Eneas scoffed. “I figured you might say this…”
“I’m truly sorry. If there was any other way, I would, but Death—”
“Death is a stone-cold bitch!” Eneas cut me off, fury flashing in the blackness of his eyes. “I know! I was just… We were all dumb enough to think you might want to stick it to her after everything she did. Biriane is dead because of her. Those souls never made it into the Afterlife. The World Crusher’s rage is the worst thing to exist in this universe… I thought you’d understand.”
“I do, but at least it’s contained here,” I said, shaking my head slowly. “I’m sorry. I can’t.”
He exhaled sharply, bitterly accepting my resolve. “Just read what’s left of that tome. You owe her and us that much.”
I did. Shifting my focus to the last paragraph, I read it aloud while Tristan and the Ghoul Reapers listened. “This is my story,” the World Crusher wrote. “It is not my ending, however. I’m hoping you’ll let me craft my own finale. An eternity inside this seal is not something I would wish upon anyone, not even Death, my worst and only enemy. She threw me aside like a useless doll. She brought me out of the nothing
ness and made me feel like I was the center of the universe, then when I stopped playing by her rules, she threw me in here. Do you think it’s fair?”

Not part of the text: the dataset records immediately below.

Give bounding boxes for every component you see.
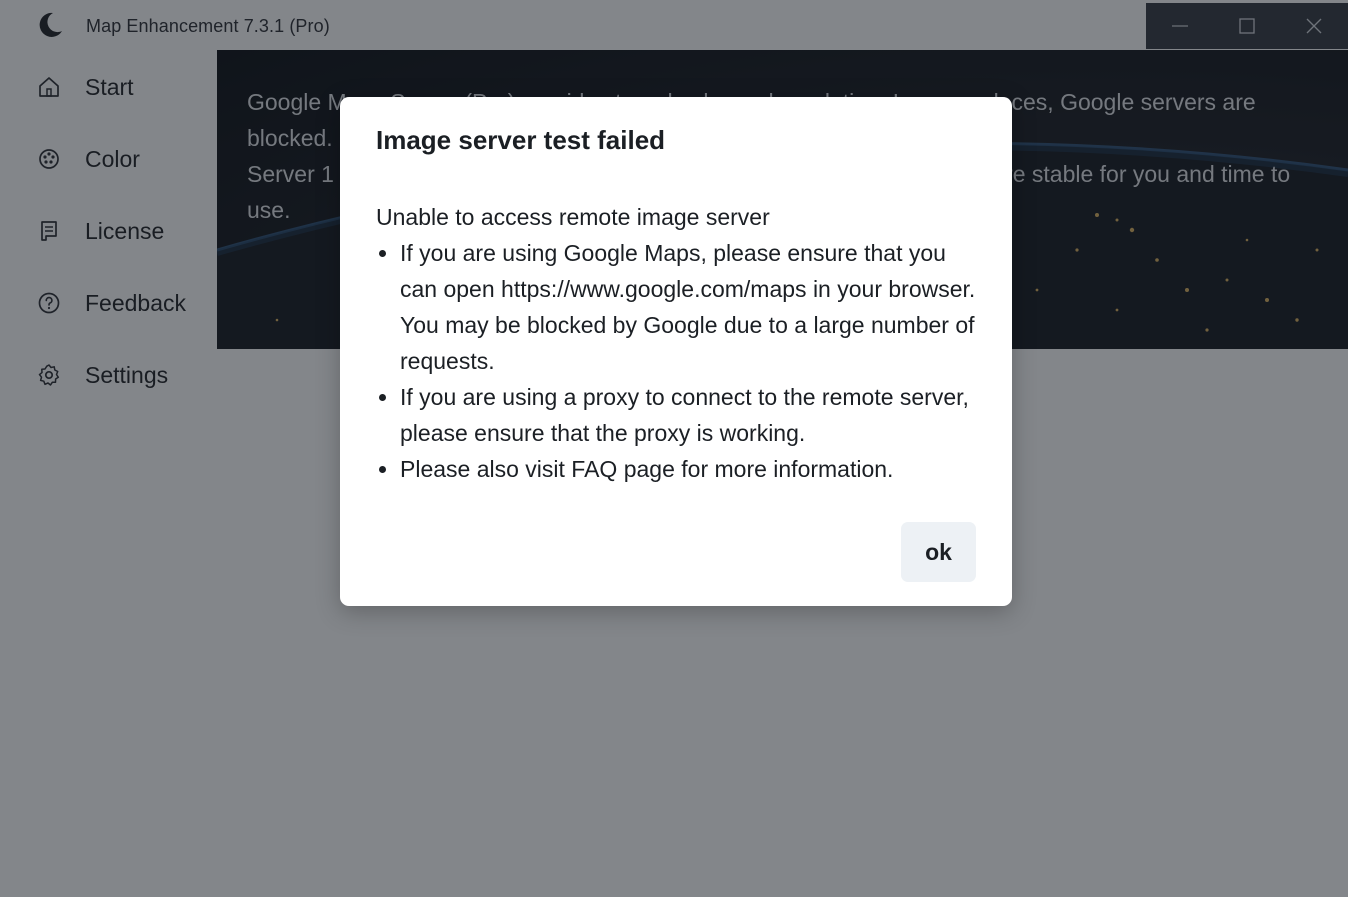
dialog-title: Image server test failed [376,125,666,155]
dialog-intro: Unable to access remote image server [376,204,770,230]
dialog-bullet-list: If you are using Google Maps, please ens… [376,235,986,487]
error-dialog: Image server test failed Unable to acces… [340,97,1012,606]
ok-button[interactable]: ok [901,522,976,582]
list-item: If you are using a proxy to connect to t… [400,379,986,451]
list-item: If you are using Google Maps, please ens… [400,235,986,379]
dialog-body: Unable to access remote image server If … [376,199,986,487]
app-window: Map Enhancement 7.3.1 (Pro) [0,0,1348,897]
list-item: Please also visit FAQ page for more info… [400,451,986,487]
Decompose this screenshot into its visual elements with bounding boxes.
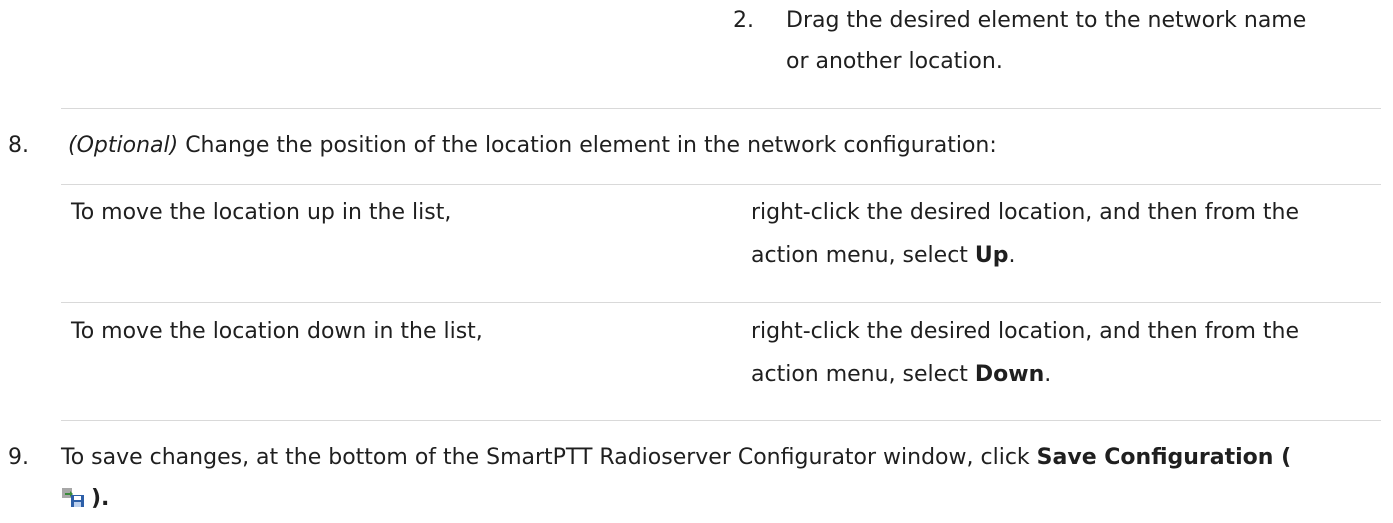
step-8-description: Change the position of the location elem… (185, 133, 997, 158)
save-configuration-close: ). (91, 486, 110, 511)
menu-item-down: Down (974, 362, 1045, 387)
instruction-text: action menu, select (751, 243, 975, 268)
step-9-description: To save changes, at the bottom of the Sm… (61, 445, 1037, 470)
table-row-2-instruction-line2: action menu, select Down. (751, 354, 1051, 396)
instruction-suffix: . (1008, 243, 1016, 268)
save-configuration-label: Save Configuration ( (1036, 445, 1292, 470)
save-configuration-icon (61, 481, 87, 507)
menu-item-up: Up (974, 243, 1009, 268)
table-row-1-instruction-line2: action menu, select Up. (751, 235, 1016, 277)
table-bottom-border (61, 420, 1381, 421)
step-9-number: 9. (8, 445, 29, 470)
table-row-1-instruction-line1: right-click the desired location, and th… (751, 200, 1300, 225)
table-row-divider (61, 302, 1381, 303)
step-9-text: To save changes, at the bottom of the Sm… (61, 437, 1291, 479)
instruction-suffix: . (1044, 362, 1052, 387)
optional-label: (Optional) (68, 133, 179, 158)
divider (61, 108, 1381, 109)
step-2-number: 2. (733, 8, 754, 33)
table-row-2-action: To move the location down in the list, (71, 319, 483, 344)
step-8-text: (Optional) Change the position of the lo… (68, 125, 997, 167)
instruction-text: action menu, select (751, 362, 975, 387)
table-row-2-instruction-line1: right-click the desired location, and th… (751, 319, 1300, 344)
table-top-border (61, 184, 1381, 185)
step-8-number: 8. (8, 133, 29, 158)
step-2-text-line1: Drag the desired element to the network … (786, 8, 1307, 33)
step-2-text-line2: or another location. (786, 49, 1003, 74)
table-row-1-action: To move the location up in the list, (71, 200, 452, 225)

No. I would’ve liked to say no, but as I finished reading, a peculiar rumble filled the room, immediately accompanied by the raucous laughter of the Ghoul Reapers. They sprang to their feet, grins slitting their faces, and it was clear something that wasn’t supposed to happen was about to happen.

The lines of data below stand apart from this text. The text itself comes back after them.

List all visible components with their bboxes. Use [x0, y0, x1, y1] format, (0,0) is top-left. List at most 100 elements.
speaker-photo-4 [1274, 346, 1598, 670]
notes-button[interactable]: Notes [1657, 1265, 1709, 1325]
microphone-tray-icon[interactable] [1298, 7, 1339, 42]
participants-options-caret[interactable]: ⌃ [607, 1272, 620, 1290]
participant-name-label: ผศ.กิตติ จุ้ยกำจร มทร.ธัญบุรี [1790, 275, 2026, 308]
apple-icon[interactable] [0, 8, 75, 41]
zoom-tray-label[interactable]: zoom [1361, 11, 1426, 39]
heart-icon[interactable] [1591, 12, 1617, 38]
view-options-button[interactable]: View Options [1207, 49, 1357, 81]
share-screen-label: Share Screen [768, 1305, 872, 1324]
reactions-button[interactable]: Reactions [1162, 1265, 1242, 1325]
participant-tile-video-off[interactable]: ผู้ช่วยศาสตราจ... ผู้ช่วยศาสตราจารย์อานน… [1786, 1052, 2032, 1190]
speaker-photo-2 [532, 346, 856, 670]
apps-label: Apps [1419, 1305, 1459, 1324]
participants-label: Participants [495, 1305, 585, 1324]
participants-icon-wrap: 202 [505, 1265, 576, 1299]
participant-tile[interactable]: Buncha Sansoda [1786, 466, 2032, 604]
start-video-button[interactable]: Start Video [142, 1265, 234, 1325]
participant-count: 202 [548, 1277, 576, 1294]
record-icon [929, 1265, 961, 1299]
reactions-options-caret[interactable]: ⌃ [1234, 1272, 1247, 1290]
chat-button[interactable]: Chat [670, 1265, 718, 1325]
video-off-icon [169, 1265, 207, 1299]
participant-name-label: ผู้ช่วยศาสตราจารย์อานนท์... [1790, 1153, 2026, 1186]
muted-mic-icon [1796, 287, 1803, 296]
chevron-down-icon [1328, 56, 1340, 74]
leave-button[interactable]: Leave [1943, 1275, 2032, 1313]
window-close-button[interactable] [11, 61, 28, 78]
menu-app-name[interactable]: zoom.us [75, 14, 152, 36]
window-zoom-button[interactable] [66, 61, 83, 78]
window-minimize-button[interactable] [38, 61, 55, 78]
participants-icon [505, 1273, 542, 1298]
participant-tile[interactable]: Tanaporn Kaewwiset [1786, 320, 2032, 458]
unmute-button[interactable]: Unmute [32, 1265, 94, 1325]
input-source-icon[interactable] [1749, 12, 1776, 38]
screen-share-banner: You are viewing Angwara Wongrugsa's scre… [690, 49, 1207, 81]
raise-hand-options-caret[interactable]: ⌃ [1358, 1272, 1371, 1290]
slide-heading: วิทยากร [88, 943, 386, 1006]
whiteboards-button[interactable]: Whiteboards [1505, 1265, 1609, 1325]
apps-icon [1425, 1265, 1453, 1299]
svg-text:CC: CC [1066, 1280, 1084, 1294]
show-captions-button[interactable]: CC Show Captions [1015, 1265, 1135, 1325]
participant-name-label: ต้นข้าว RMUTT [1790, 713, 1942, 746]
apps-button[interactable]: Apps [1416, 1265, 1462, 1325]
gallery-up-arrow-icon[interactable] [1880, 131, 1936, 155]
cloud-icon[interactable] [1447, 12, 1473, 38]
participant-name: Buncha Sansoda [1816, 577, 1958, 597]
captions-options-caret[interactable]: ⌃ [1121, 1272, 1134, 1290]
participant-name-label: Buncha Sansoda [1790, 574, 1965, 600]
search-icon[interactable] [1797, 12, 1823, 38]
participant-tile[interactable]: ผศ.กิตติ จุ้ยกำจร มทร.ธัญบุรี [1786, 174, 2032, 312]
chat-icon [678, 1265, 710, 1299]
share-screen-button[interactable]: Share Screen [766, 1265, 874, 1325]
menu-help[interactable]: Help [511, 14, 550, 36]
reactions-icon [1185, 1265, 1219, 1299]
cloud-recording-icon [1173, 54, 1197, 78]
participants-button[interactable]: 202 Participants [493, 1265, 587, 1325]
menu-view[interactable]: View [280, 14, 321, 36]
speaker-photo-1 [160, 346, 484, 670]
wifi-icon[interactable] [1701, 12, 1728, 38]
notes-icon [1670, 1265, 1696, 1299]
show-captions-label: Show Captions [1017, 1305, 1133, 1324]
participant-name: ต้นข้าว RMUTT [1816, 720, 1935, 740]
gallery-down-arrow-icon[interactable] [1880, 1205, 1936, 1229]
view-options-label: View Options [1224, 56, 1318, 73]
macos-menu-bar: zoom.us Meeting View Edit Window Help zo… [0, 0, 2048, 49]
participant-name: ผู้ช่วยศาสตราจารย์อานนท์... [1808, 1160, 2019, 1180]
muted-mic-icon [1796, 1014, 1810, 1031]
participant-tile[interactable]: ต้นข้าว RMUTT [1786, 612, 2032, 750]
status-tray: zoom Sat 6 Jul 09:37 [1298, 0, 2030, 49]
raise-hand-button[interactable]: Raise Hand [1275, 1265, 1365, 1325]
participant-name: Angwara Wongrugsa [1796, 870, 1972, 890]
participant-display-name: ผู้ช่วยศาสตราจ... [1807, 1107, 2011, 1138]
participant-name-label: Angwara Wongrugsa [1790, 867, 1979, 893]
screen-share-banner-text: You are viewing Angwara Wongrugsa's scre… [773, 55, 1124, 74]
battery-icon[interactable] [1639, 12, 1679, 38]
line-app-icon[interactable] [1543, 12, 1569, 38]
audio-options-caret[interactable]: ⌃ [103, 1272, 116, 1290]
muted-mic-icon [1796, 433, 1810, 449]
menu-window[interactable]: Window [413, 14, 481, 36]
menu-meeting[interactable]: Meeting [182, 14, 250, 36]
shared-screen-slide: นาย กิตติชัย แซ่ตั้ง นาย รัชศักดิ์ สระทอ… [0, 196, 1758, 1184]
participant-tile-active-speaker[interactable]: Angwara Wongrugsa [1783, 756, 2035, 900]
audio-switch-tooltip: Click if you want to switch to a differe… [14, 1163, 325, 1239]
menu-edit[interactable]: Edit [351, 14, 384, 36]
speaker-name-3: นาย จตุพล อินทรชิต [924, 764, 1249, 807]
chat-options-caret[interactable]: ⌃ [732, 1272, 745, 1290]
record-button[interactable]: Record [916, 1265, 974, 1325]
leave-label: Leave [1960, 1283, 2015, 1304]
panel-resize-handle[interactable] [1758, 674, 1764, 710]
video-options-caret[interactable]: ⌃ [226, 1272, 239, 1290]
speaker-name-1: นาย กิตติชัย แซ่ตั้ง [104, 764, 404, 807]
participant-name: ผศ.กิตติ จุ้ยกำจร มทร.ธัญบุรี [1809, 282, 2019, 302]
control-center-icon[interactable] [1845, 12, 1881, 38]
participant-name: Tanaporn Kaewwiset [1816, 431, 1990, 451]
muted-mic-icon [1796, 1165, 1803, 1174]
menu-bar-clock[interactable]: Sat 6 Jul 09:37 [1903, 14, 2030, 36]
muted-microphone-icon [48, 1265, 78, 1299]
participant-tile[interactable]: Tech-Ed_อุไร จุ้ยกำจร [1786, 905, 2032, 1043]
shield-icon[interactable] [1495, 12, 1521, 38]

The color fled from Tristan’s face as he gawked at the black marble lectern where I was still standing. “Babe… you might want to come down from there,” he managed, motioning for me to get off.
I stepped onto the floor and whirled around just in time to see the lectern crack in two, splitting down the middle in precise halves, light beaming from within. The main crack then splintered into spidering crackles across the black marble, the light swelling and spreading and virtually spilling out. “Oh, no…” The rumble got louder, and the temple began to shake.

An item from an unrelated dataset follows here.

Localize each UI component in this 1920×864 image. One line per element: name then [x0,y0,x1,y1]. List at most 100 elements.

Grabbing Tristan’s wrist, I teleported us out of the Temple of Roses. It looked even weirder from the outside. The light expanded and broke the entire building down. The sculptural friezes, the columns and the stone walls, the white marble plaques and the expansive roof… It all crumbled and broke into little bits and pieces. It collapsed before us, spewing clouds of dust and dirt in every direction until the morning sky was obscured.
“No… no, no, no!” I shouted as it became clear to me what was happening.
“Is she… is she?” Tristan croaked, equally terrified.
I had been the key all along. Eneas and his Ghoul Reaper brothers appeared beside us, still grinning and deeply satisfied. “The second shall free the first,” he said. “The second shall free the first, and the words of the first on the lips of the second shall be the key.”